Raytheon Canada of Calgary alleges that soldiers from Garrison Petawawa in the Ottawa Valley, along with officials from Public Works, now known as Public Services and Procurement, did not follow proper procedures in their evaluation of high-tech equipment for the battlefield.
The equipment from the Integrated Soldier System Project, or ISSP, will improve the way soldiers communicate in the field.
Raytheon Canada, with facilities in Ottawa and Calgary, filed its complaint with the Canadian International Trade Tribunal in September and is expecting a ruling next month.
“We expect to receive a result from this protest process in February,” Terry Manion, vice president of Raytheon Canada, stated in an email. “We look forward to a positive outcome that produces a fair, reliable and objective result. Because deliberations are currently ongoing we are unable to comment further at this time.”
Rheinmetall Canada was selected to provide the high-tech gear which would not only allow troops to track each other as they move throughout the battlefield, but feed communications and targeting information into their helmets or data devices they could carry.
Alain Tremblay, vice-president of business development for Rheinmetall Canada, said the firm could not comment because the issue is now before the tribunal.
Public Services and Procurement Canada declined to comment because of the ongoing tribunal proceedings but noted that it is committed to open and fair competitions. The Integrated Soldier System Project is continuing as scheduled and has not been delayed, a Public Services official added.
In its complaint to the tribunal, Raytheon alleges that the evaluation of the equipment was “arbitrary and imprecise.”
It noted that the soldiers at Garrison Petawawa who performed the evaluation “lacked the necessary expertise,” that they based their evaluation on undisclosed criteria, and that the government failed to follow the stated process.
“Aspects of the evaluation process raise a reasonable apprehension of bias,” the Raytheon complaint alleged.
It has asked the tribunal to terminate the contract to Rheinmetall and have the federal government re-evaluate the bids it received for the ISSP.

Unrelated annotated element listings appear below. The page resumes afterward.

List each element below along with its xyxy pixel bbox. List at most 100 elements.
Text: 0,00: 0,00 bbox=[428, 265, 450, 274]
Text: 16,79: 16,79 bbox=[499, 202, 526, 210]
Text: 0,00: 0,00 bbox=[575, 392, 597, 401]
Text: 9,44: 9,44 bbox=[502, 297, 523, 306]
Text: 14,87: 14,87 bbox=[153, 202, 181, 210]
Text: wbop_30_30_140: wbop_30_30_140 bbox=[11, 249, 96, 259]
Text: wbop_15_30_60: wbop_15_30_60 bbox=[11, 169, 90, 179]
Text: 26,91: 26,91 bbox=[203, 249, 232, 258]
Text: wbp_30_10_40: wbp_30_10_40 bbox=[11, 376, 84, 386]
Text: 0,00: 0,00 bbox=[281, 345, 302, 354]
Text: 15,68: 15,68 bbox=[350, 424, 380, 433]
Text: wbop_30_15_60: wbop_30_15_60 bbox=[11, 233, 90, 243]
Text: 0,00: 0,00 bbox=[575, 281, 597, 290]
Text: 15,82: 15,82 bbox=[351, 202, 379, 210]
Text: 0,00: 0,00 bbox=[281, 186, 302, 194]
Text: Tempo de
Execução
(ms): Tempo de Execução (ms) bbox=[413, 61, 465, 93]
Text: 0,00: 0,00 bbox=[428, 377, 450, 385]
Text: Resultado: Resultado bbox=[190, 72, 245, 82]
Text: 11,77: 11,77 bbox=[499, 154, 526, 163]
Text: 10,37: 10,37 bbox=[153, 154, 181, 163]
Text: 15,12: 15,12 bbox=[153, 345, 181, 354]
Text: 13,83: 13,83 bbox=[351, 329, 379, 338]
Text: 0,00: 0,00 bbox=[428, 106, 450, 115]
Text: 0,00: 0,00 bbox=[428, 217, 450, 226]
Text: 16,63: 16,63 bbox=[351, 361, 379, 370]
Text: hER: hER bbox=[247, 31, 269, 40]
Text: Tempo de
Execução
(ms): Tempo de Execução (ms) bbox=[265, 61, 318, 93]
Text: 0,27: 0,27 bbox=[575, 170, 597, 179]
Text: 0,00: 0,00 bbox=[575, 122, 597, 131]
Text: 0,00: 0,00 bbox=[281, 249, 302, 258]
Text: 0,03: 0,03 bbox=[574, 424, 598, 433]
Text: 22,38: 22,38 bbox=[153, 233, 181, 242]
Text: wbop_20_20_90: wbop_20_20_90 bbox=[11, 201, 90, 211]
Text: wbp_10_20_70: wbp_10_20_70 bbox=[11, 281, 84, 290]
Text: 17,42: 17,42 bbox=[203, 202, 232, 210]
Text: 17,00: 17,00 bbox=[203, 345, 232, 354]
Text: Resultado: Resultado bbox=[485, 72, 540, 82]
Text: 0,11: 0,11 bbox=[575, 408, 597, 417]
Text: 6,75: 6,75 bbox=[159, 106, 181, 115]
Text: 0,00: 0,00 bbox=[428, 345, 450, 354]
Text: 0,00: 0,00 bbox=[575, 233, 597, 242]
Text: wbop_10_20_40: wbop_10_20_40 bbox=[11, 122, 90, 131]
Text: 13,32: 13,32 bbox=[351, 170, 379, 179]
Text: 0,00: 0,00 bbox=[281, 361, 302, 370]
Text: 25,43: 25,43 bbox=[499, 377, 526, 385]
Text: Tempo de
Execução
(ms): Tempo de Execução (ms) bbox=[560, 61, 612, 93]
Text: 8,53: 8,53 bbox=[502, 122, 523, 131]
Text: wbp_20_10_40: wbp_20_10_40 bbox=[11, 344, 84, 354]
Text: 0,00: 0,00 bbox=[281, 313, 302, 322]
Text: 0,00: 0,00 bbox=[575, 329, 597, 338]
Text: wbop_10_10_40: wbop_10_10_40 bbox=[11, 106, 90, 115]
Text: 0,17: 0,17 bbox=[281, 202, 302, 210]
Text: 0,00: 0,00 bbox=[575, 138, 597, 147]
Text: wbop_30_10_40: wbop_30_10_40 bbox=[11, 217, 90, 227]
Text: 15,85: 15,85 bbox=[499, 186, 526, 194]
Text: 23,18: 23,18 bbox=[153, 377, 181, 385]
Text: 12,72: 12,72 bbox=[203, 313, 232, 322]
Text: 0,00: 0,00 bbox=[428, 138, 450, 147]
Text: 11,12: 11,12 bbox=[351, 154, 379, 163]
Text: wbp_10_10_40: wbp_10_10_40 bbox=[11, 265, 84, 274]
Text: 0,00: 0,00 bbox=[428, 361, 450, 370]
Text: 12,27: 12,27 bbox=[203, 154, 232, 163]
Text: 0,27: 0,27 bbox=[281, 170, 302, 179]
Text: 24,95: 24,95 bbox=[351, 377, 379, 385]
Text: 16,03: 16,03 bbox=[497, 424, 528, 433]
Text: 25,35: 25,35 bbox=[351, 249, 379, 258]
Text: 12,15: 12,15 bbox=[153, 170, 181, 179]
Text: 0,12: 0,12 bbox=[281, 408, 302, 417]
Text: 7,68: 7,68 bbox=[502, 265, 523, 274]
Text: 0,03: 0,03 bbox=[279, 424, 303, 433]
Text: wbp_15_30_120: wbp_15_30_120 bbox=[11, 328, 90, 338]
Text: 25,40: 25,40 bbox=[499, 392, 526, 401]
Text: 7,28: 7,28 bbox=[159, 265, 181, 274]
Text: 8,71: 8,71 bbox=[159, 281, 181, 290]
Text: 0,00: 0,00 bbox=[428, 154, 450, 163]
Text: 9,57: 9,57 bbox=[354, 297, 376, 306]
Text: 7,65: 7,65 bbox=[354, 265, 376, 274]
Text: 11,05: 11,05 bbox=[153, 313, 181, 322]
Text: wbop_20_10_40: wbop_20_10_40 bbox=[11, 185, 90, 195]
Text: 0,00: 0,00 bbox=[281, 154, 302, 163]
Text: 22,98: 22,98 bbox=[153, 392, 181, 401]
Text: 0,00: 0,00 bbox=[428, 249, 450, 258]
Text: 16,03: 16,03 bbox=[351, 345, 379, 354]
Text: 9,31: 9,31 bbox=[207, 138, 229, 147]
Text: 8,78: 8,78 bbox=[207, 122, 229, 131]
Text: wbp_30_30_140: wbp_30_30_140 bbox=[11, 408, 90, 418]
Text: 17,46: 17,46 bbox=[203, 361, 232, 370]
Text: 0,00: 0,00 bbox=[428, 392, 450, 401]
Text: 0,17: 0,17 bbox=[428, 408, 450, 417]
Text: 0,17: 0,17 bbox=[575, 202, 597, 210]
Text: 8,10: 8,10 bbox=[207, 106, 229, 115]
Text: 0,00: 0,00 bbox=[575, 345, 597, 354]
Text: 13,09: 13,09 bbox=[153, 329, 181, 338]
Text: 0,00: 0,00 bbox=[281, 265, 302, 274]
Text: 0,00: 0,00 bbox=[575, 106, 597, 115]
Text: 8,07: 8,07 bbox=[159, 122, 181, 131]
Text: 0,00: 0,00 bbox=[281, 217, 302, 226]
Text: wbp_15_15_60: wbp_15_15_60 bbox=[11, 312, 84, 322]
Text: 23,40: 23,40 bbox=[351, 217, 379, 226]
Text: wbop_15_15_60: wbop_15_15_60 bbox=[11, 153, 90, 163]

Raytheon Canada also wants to receive compensation for the costs it incurred as a result of the Public Services and Procurement department failing to tell the firm that it had not passed a key part of the evaluation. Relying on assurances from the federal department that it had passed the written portion of the competition, the company continued to pump in money preparing for a possible contract award.
Rheinmetall is continuing to work on the project and is expected to finish the first phase sometime this year, according to Department of National Defence sources. Once that is successfully done the government will proceed with the option of buying more than 4,000 of the systems for the troops.